- The Washington Times - Friday, March 28, 2008

ANNAPOLIS — A sweeping settlement between Maryland and Constellation Energy Group Inc. includes rate relief for customers, saves them nuclear decommissioning costs and puts a new nuclear power plant in Maryland back on track, Gov. Martin O’Malley said yesterday.

Under the deal, customers of Baltimore Gas & Electric Co., a Constellation subsidiary, will receive $187 million in one-time “rate rebates” on their electricity bills from the company by the end of the year. That adds up to about $170 for each of BGE’s 1.1 million customers.

Mr. O’Malley said he thinks the agreement will enable the state to move forward more productively with handling energy supply-and-demand concerns in coming years.

“There are big challenges in our future, but I believe that some of the contentious and divisive issues of the past are now behind us with this agreement,” Mr. O’Malley said at a news conference.

The settlement must be approved by the Maryland General Assembly before it adjourns April 7.

“We’ll have a bill out here on the floor and hopefully move forward as expeditiously as possible,” Senate President Thomas V. Mike Miller Jr. told reporters after a morning Senate session.

The deal will end lawsuits filed by both Constellation and the state relating to more than $386 million in energy credits that the General Assembly ordered Constellation to pay in a 2006 special session to address rising energy costs because of deregulation in 1999. The settlement restores all but $40 million of those credits.

The agreement also satisfies consumer liability estimated to be $5.2 billion to decommission the Calvert Cliffs Nuclear Power Plants in Southern Maryland beginning in 2034. According to current estimates, there would have been a $1.5 billion shortfall to pay off the obligation. Ratepayers would have had to pay $33 million for 20 years to take care of the gap.

In return, the state has agreed to change investment laws to give Constellation flexibility to acquire capital. The change will allow up to 20 percent of Constellation stock to be acquired without approval from state regulators.

Mayo A. Shattuck, the chairman, president and chief executive officer of Constellation, described the deal as a “carefully crafted settlement” and “a return to regulatory stability and normalcy.”

“This agreement would provide far-reaching benefits for our customers, our shareholders and the state of Maryland,” Mr.
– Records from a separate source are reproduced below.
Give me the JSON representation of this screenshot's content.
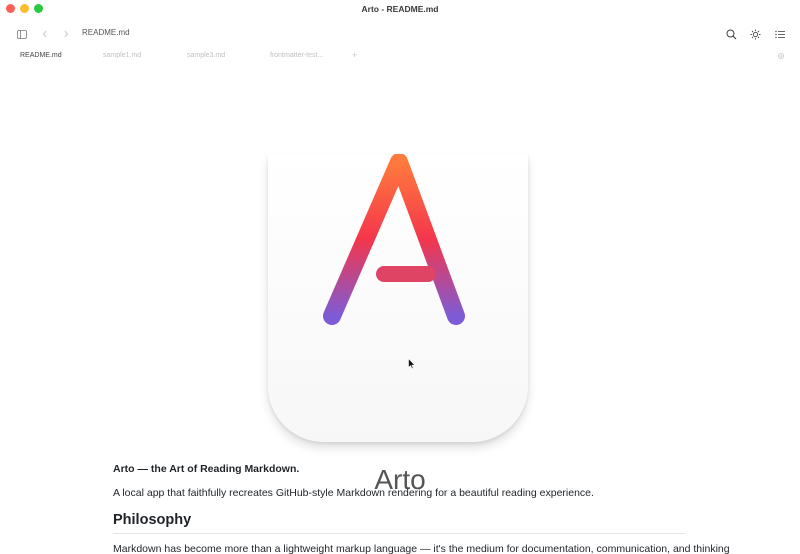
{
  "window": {
    "title": "Arto - README.md"
  },
  "toolbar": {
    "breadcrumb": "README.md",
    "icons": [
      "sidebar-toggle-icon",
      "back-arrow-icon",
      "forward-arrow-icon",
      "search-icon",
      "sun-icon",
      "list-icon"
    ]
  },
  "tabs": {
    "items": [
      {
        "label": "README.md",
        "active": true
      },
      {
        "label": "sample1.md",
        "active": false
      },
      {
        "label": "sample3.md",
        "active": false
      },
      {
        "label": "frontmatter-test...",
        "active": false
      }
    ],
    "add_label": "+"
  },
  "document": {
    "app_name": "Arto",
    "tagline": "Arto — the Art of Reading Markdown.",
    "description": "A local app that faithfully recreates GitHub-style Markdown rendering for a beautiful reading experience.",
    "section_heading": "Philosophy",
    "section_text": "Markdown has become more than a lightweight markup language — it's the medium for documentation, communication, and thinking"
  },
  "colors": {
    "close": "#fe5f57",
    "minimize": "#febc2e",
    "maximize": "#28c840",
    "logo_gradient": [
      "#ff7a3d",
      "#f4364c",
      "#7e5bd6"
    ]
  }
}
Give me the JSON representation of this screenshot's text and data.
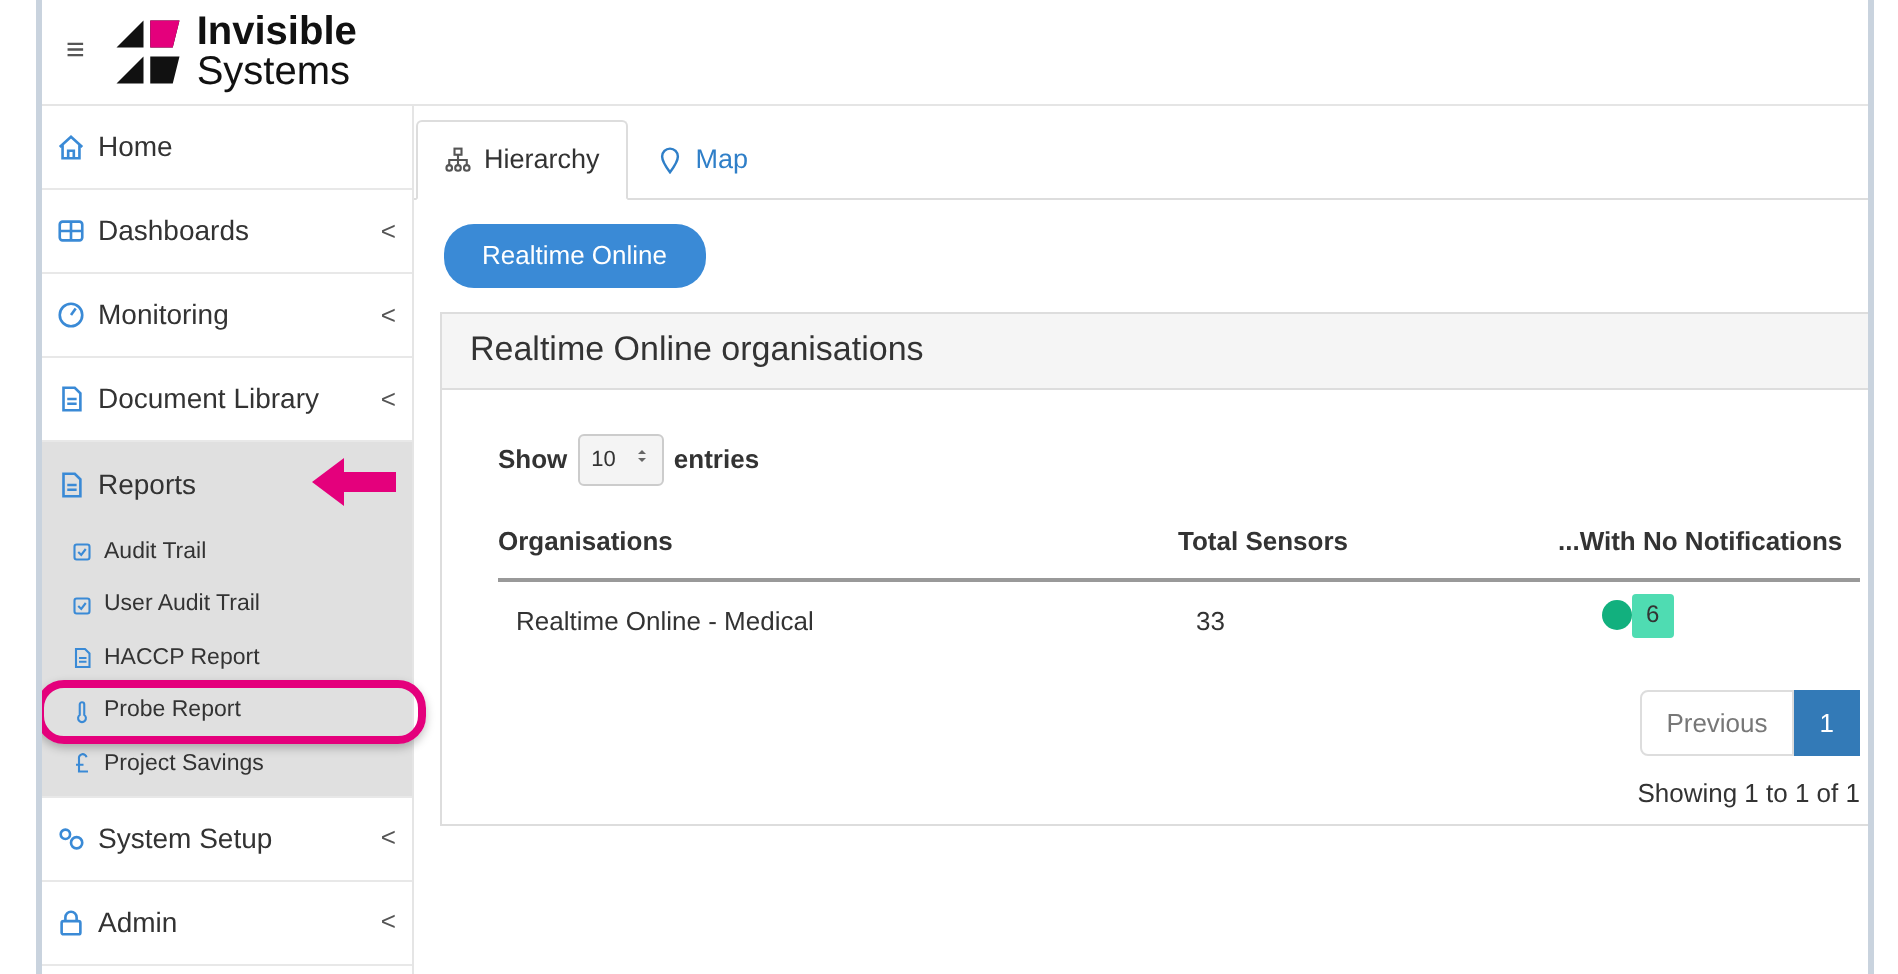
{
  "header": {
    "menu_glyph": "≡",
    "logo": {
      "line_1": "Invisible",
      "line_2": "Systems"
    }
  },
  "sidebar": {
    "items": [
      {
        "label": "Home",
        "expanded": false,
        "arrow_marker": false
      },
      {
        "label": "Dashboards",
        "chevron": "<",
        "expanded": false,
        "arrow_marker": false
      },
      {
        "label": "Monitoring",
        "chevron": "<",
        "expanded": false,
        "arrow_marker": false
      },
      {
        "label": "Document Library",
        "chevron": "<",
        "expanded": false,
        "arrow_marker": false
      },
      {
        "label": "Reports",
        "expanded": true,
        "arrow_marker": true,
        "children": [
          {
            "label": "Audit Trail",
            "highlighted": false
          },
          {
            "label": "User Audit Trail",
            "highlighted": false
          },
          {
            "label": "HACCP Report",
            "highlighted": false
          },
          {
            "label": "Probe Report",
            "highlighted": true
          },
          {
            "label": "Project Savings",
            "highlighted": false
          }
        ]
      },
      {
        "label": "System Setup",
        "chevron": "<",
        "expanded": false,
        "arrow_marker": false
      },
      {
        "label": "Admin",
        "chevron": "<",
        "expanded": false,
        "arrow_marker": false
      }
    ]
  },
  "tabs": [
    {
      "label": "Hierarchy",
      "selected": true
    },
    {
      "label": "Map",
      "selected": false
    }
  ],
  "breadcrumb_button": "Realtime Online",
  "panel": {
    "title": "Realtime Online organisations",
    "length": {
      "show": "Show",
      "value": "10",
      "entries": "entries"
    },
    "table": {
      "columns": [
        "Organisations",
        "Total Sensors",
        "...With No Notifications"
      ],
      "rows": [
        {
          "organisation": "Realtime Online - Medical",
          "total_sensors": "33",
          "no_notifications": {
            "color": "#12b07e",
            "count": "6"
          }
        }
      ]
    },
    "pagination": [
      {
        "label": "Previous",
        "selected": false
      },
      {
        "label": "1",
        "selected": true
      }
    ],
    "info": "Showing 1 to 1 of 1"
  }
}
Shattuck said.

Mr. O’Malley said there were no guarantees that the power plant would be built, but he said it makes the prospect “more likely than it was before,” when the company and the state were locked in legal disputes.

Constellation had talked about building the power plant in New York instead, because it thought the regulatory environment in Maryland had become hostile.

The settlement would put to rest a lawsuit earlier this month in federal court in Baltimore by Constellation seeking to end $386 million in energy credits to residential customers that were approved in a June 2006 special legislative session to address rising energy costs. The state had filed a lawsuit days earlier in Baltimore Circuit Court to maintain the credits.

Constellation has been feuding with the state over a 72 percent rate increase that went fully into effect last year as a result of a 1999 agreement to deregulate.